The lack of understanding of mechanisms of these pump assembly hindered the development of novel antibacterial, despite of advances in structural characterization of the pump proteins. These efflux pumps allows the microorganisms to regulate the internal environment by removing toxic substrates, including antimicrobial agents, metabolic and quorum sensing signal molecules by the number of components, the number of transmembrane-spanning regions, the enzyme source used by the pumps which are used to classify these pumps into six families: ABC, MFS, MATE, SMR, RND and DMT super families . In certain wild-type strains of pathogenic bacteria, the genes encoding some MDR pumps are constitutively expressed which results in decreased antibacterial susceptibility. Presently, the drug resistant studies focus an importance on efflux genes induced resistance to antibacterial agents. The mechanisms that lead to increased expression of efflux pump genes may be due to mutations in local repressor genes, global regulatory genes, and promoter region of the transporter genes or insertion elements upstream of the transporter gene .
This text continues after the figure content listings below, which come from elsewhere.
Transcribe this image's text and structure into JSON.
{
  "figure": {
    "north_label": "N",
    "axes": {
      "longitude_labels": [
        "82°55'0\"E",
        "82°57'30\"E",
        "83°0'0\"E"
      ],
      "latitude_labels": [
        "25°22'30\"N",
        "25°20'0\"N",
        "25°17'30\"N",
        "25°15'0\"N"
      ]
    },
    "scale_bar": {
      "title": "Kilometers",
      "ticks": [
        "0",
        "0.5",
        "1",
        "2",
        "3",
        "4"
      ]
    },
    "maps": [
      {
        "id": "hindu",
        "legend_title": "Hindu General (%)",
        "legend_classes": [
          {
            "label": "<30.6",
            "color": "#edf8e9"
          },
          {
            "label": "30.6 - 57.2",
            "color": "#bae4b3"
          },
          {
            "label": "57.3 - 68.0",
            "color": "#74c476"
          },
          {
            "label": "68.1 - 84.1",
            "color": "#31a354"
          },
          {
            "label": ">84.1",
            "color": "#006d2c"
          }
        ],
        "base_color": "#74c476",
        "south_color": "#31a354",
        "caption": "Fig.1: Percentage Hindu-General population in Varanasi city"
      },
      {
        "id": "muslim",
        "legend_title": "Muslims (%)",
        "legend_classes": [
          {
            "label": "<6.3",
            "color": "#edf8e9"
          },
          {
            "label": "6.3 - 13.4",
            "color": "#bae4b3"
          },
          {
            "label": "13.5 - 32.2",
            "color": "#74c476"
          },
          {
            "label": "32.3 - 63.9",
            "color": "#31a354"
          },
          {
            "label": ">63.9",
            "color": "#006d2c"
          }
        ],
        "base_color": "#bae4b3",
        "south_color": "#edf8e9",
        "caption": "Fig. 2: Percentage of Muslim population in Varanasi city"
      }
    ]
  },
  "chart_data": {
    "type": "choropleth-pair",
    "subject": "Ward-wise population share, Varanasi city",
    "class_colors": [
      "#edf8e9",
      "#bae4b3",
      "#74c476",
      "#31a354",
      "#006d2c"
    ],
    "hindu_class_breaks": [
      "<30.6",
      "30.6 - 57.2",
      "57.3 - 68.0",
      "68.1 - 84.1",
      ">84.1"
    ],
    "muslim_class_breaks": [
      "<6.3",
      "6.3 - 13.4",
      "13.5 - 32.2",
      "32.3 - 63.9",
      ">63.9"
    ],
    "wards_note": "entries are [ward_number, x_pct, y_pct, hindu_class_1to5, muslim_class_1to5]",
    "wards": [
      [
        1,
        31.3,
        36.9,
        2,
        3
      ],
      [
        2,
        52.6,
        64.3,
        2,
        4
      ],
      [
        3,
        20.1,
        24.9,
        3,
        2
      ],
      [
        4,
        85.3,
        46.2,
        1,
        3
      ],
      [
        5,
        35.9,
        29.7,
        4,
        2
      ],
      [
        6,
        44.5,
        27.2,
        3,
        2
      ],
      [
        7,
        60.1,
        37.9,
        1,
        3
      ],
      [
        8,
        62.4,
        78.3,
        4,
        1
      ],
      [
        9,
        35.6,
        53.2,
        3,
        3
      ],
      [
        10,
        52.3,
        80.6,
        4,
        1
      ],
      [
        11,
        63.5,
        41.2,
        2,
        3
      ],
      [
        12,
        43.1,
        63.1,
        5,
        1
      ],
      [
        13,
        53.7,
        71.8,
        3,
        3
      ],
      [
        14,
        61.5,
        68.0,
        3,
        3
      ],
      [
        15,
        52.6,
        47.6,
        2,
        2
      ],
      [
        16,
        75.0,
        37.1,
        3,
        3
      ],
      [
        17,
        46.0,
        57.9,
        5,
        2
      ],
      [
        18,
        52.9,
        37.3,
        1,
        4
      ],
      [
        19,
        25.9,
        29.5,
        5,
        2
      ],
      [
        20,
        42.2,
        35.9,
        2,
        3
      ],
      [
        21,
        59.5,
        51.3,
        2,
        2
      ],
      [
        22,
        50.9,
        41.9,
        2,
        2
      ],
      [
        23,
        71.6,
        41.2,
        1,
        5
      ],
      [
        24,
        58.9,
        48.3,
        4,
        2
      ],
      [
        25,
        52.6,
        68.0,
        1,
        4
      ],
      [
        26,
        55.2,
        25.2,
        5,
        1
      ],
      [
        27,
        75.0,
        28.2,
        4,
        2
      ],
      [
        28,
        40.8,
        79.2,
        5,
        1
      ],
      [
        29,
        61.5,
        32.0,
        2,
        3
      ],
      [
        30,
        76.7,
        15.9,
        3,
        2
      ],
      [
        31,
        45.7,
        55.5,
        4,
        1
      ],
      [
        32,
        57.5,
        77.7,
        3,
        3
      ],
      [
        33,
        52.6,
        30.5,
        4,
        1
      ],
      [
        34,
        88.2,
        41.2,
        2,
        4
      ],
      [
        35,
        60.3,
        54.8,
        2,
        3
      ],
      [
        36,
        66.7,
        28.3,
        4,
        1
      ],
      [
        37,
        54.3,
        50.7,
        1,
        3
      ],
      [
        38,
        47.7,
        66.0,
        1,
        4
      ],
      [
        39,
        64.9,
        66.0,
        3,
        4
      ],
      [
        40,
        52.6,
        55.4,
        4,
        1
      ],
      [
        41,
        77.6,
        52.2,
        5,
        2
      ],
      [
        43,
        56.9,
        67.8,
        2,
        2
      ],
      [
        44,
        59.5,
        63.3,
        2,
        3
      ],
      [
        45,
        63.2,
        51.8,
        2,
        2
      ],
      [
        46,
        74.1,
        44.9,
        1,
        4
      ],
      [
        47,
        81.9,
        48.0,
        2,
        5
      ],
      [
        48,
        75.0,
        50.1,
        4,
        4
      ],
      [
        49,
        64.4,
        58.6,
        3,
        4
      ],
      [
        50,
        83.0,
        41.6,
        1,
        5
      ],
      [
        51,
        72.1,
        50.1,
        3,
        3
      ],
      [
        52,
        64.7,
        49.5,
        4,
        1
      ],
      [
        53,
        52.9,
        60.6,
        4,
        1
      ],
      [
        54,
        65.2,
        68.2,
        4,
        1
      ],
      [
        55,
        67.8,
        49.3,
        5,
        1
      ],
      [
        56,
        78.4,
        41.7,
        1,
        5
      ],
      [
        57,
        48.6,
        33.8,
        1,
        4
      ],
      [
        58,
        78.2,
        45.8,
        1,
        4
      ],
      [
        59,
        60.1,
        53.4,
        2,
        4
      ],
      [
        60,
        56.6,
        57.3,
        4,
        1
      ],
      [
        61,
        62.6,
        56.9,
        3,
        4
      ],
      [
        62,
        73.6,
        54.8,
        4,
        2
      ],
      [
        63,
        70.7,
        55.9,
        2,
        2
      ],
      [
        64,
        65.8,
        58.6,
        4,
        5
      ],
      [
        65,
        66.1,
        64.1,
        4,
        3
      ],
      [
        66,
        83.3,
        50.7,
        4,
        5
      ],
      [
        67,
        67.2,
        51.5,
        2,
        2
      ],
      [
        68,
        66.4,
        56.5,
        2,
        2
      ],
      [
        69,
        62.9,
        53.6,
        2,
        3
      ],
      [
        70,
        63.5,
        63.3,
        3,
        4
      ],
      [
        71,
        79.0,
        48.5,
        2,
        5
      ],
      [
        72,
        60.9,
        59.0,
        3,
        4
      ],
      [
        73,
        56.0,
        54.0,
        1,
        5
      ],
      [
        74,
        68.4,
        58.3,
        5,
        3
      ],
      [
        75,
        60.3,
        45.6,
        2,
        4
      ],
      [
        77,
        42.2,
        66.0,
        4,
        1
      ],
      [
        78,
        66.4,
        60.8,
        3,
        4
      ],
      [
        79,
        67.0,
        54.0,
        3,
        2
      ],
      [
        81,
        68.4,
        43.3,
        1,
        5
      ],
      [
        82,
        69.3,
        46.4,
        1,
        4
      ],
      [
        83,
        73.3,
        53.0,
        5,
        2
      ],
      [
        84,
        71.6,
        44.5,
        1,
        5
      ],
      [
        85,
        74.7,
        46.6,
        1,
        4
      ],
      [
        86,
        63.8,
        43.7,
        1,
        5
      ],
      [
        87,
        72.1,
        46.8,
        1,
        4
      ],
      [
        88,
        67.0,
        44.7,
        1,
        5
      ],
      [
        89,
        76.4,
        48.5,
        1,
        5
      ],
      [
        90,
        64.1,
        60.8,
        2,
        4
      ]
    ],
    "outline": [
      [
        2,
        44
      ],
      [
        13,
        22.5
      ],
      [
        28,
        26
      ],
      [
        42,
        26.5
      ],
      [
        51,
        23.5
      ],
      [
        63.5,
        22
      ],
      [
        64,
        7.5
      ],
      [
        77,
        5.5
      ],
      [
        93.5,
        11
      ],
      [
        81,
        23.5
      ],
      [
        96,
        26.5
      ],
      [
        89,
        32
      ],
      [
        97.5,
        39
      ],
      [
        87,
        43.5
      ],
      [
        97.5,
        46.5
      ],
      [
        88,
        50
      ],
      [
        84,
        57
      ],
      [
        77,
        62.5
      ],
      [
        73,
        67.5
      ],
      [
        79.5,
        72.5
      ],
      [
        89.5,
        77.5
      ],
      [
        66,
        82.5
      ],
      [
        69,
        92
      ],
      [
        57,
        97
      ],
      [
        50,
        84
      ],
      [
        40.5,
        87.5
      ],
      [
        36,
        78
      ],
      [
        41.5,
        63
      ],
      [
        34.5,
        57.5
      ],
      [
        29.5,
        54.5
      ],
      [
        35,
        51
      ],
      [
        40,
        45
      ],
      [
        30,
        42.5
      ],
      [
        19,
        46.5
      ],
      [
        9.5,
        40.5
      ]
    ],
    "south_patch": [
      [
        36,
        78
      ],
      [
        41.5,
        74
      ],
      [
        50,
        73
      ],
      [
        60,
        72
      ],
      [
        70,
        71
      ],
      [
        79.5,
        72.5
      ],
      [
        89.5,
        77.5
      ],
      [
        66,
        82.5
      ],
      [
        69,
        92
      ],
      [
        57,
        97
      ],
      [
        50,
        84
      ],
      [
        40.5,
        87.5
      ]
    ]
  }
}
Understanding how the drug resistance is being evolved is representing a great opportunity and a change in the present biomedical research. Indeed, efforts are made to understand the evolution of antimicrobial resistance which could provide a window into how bacteria adopt to diverse environments which simultaneously elucidating novel drug targets to potentiate on current antibiotic arsenal. By considering the metabolic pathways that mediate genomic mutation by the bacterial efflux and two-component systems, the challenges of targeting these pathways can facilitate to explore new anti-evolutionary targets. These anti-evolutionary drugs will not reverse preexisting genetic resistance in nature or patients, rather than focusing on a pool of existing resistance. These agents could prevent or at least delay the de novo generation and acquisition of antimicrobial resistance in pathogens. By bridging the gap in our knowledge in antimicrobial resistance with the metabolism that the pathogen adopts and stochiometry of the pathways by computational biological and systems biology approaches tagged with molecular genetics will give a better understanding how the energy utilization in pathogens holds the promise of unmarking great opportunity to intervene.